Ireneu Barreto: "A discussão em torno das competências do Estado e das Regiões Autónomas respeitantes à gestão do domínio público marítimo não se encontra totalmente encerrada".

O Representante da República para a Madeira considerou hoje, no encerramento da Conferência da Ordem dos Engenheiros
“PORTUGAL E O MAR - A ENGENHARIA AZUL” , que se mostra "cada vez mais necessário proceder à clarificação das competências das Regiões Autónomas sobre a gestão do domínio público marítimo.".
Ireneu Barreto disse que "sem colocar em causa a integridade e a soberania do Estado, mas também sem ceder a tentações de centralismo. É, portanto, tal como este mar que nos banha, um tema vivo, ao qual devemos a nossa melhor atenção.

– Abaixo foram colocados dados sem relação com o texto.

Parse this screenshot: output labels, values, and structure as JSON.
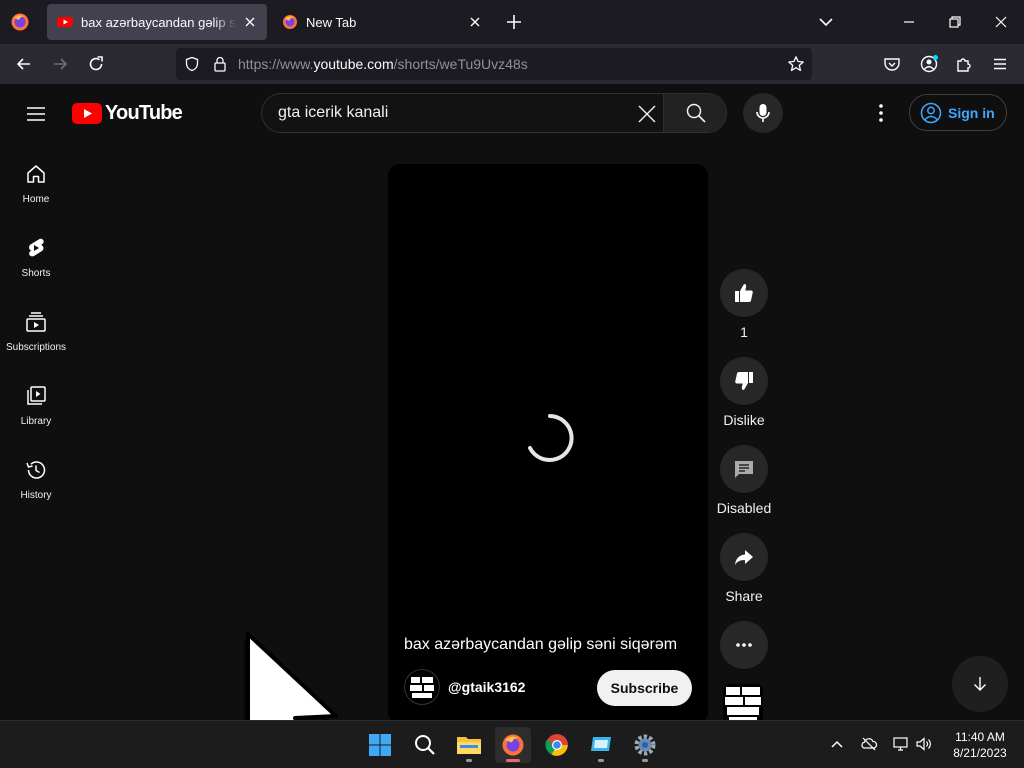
{
  "browser": {
    "tabs": [
      {
        "title": "bax azərbaycandan gəlip səni siqərəm - YouTube",
        "active": true
      },
      {
        "title": "New Tab",
        "active": false
      }
    ],
    "url": {
      "prefix": "https://www.",
      "domain": "youtube.com",
      "path": "/shorts/weTu9Uvz48s"
    }
  },
  "youtube": {
    "logo_text": "YouTube",
    "search": {
      "value": "gta icerik kanali",
      "placeholder": "Search"
    },
    "sign_in_label": "Sign in",
    "sidebar": [
      {
        "label": "Home",
        "icon": "home-icon"
      },
      {
        "label": "Shorts",
        "icon": "shorts-icon"
      },
      {
        "label": "Subscriptions",
        "icon": "subscriptions-icon"
      },
      {
        "label": "Library",
        "icon": "library-icon"
      },
      {
        "label": "History",
        "icon": "history-icon"
      }
    ],
    "short": {
      "title": "bax azərbaycandan gəlip səni siqərəm",
      "channel": "@gtaik3162",
      "subscribe_label": "Subscribe"
    },
    "actions": {
      "like_count": "1",
      "dislike_label": "Dislike",
      "comments_label": "Disabled",
      "share_label": "Share"
    }
  },
  "taskbar": {
    "time": "11:40 AM",
    "date": "8/21/2023"
  },
  "colors": {
    "youtube_red": "#ff0000",
    "link_blue": "#3ea6ff",
    "page_bg": "#0f0f0f"
  }
}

Encaminho-me para o fim da minha intervenção. E queria terminar recuperando a ideia com a qual comecei. Uma ilha só está cercada pelo mar se se render ao fatalismo da sua condição de insularidade.
Ao invés, se se entender o mar não como uma barreira, mas como uma fonte rica em recursos e biodiversidade, como uma via de comunicação, como ficou amplamente demonstrado nesta Conferência, então uma ilha pode estar mais perto de tudo.".

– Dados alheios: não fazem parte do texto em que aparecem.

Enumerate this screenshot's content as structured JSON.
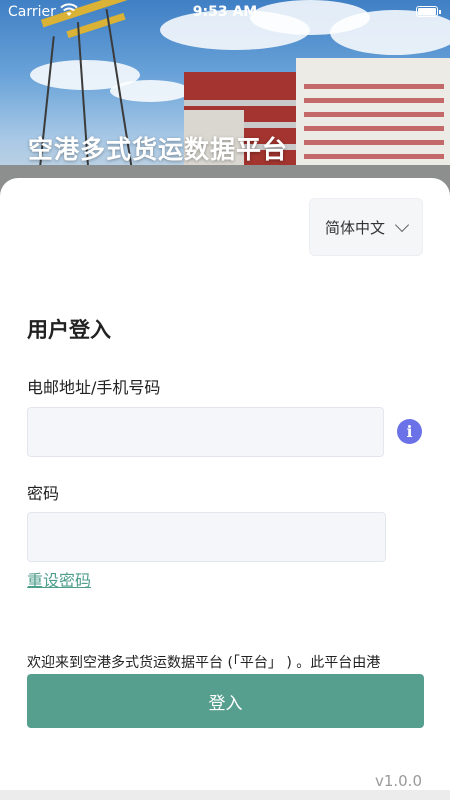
{
  "status_bar": {
    "carrier": "Carrier",
    "time": "9:53 AM"
  },
  "header": {
    "title": "空港多式货运数据平台"
  },
  "language_select": {
    "selected": "简体中文"
  },
  "login": {
    "title": "用户登入",
    "email_label": "电邮地址/手机号码",
    "email_value": "",
    "email_placeholder": "",
    "password_label": "密码",
    "password_value": "",
    "password_placeholder": "",
    "reset_link": "重设密码",
    "welcome_text": "欢迎来到空港多式货运数据平台 (「平台」 ) 。此平台由港",
    "submit_label": "登入"
  },
  "info_icon": "information-icon",
  "version": "v1.0.0",
  "colors": {
    "accent": "#569f8e",
    "link": "#4e9e8c",
    "info": "#6b72e8"
  }
}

Ireneu Barreto lembra que "bem entrados no século XXI, creio que o esforço pela salvaguarda dos ecossistemas e da biodiversidade tem de ser uma prioridade de todos, em particular dos que maiores responsabilidades têm. Coloco nesta esfera não apenas agentes públicos, mas também os que na atividade privada podem – e devem – contribuir para a defesa do meio-ambiente.
No que diz respeito aos responsáveis públicos, cada qual não deve olvidar o que aos níveis local, regional ou nacional lhe caiba fazer para a proteção da nossa casa comum.
Na Região Autónoma da Madeira, o alargamento da proteção em torno das Ilhas Selvagens constitui mais um passo nesse sentido. Passo que não pode deixar de ser aplaudido.
E se chamei à colação os diferentes níveis de governação, fi-lo porque a discussão em torno das competências do Estado e das Regiões Autónomas respeitantes à gestão do domínio público marítimo não se encontra totalmente encerrada".
Refiro-me, naturalmente, aos impactos do Acórdão n.º 484/2022, do Tribunal Constitucional, que deliberou sobre a constitucionalidade de uma norma da Lei de Bases da Política de Ordenamento e de Gestão do Espaço Marítimo Nacional.
A norma em questão, introduzida na referida lei no seguimento de uma alteração legislativa de janeiro de 2021, dispunha que «[o]s instrumentos de ordenamento do espaço marítimo nacional que respeitem à plataforma continental para além das 200 milhas marítimas são elaborados e aprovados pelo Governo (leia-se, Governo da República), mediante a emissão de parecer obrigatório e vinculativo (sublinho) das regiões autónomas, salvo nas matérias relativas à integridade e soberania do Estado.»
Face à versão originária da lei – que previa uma mera auscultação das Regiões – a Lei n.º 1/2021, de 11 de janeiro, e particularmente tal norma, marcariam um avanço nas competências regionais.
Como é sabido, o Tribunal Constitucional veio a julgar inconstitucional a disposição em causa.
Entenderam os Senhores Juízes Conselheiros que a redação da referida norma comprometia e punha em causa o exercício do poder de ordenamento do espaço marítimo nacional. Acrescentam que este poder pertence, por inerência, ao titular do domínio público marítimo, ou seja, ao Estado.
Não entrarei nesta ocasião em detalhes que aqui não cabem quanto ao estatuto de dominialidade a atribuir às diferentes zonas marítimas – incluindo o mar territorial, a zona económica exclusiva e a plataforma continental – e o âmbito das competências respeitantes a tais zonas que podem ser atribuídas às Regiões, por oposição às que devem ser retidas pelo Estado.
Mas entendo chamar a atenção para o facto de o mencionado Acórdão n.º 484/2022 não ter sido subscrito unanimemente pelos Senhores Juízes Conselheiros do Tribunal Constitucional.
E porque ajuda a ilustrar o entendimento de que a mencionada repartição de competências não é um tema encerrado, atrevo-me a citar uma das declarações de voto de vencido, a do seu Presidente:
«Na minha maneira de ver, é perfeitamente justificado o reforço de poderes das regiões autónomas no que toca ao ordenamento do espaço marítimo nacional, cuja dimensão, várias vezes superior à do território nacional, se fica a dever, em larguíssima medida, à existência e localização dos Açores e da Madeira.».
Sublinho que esta é também a minha maneira de ver.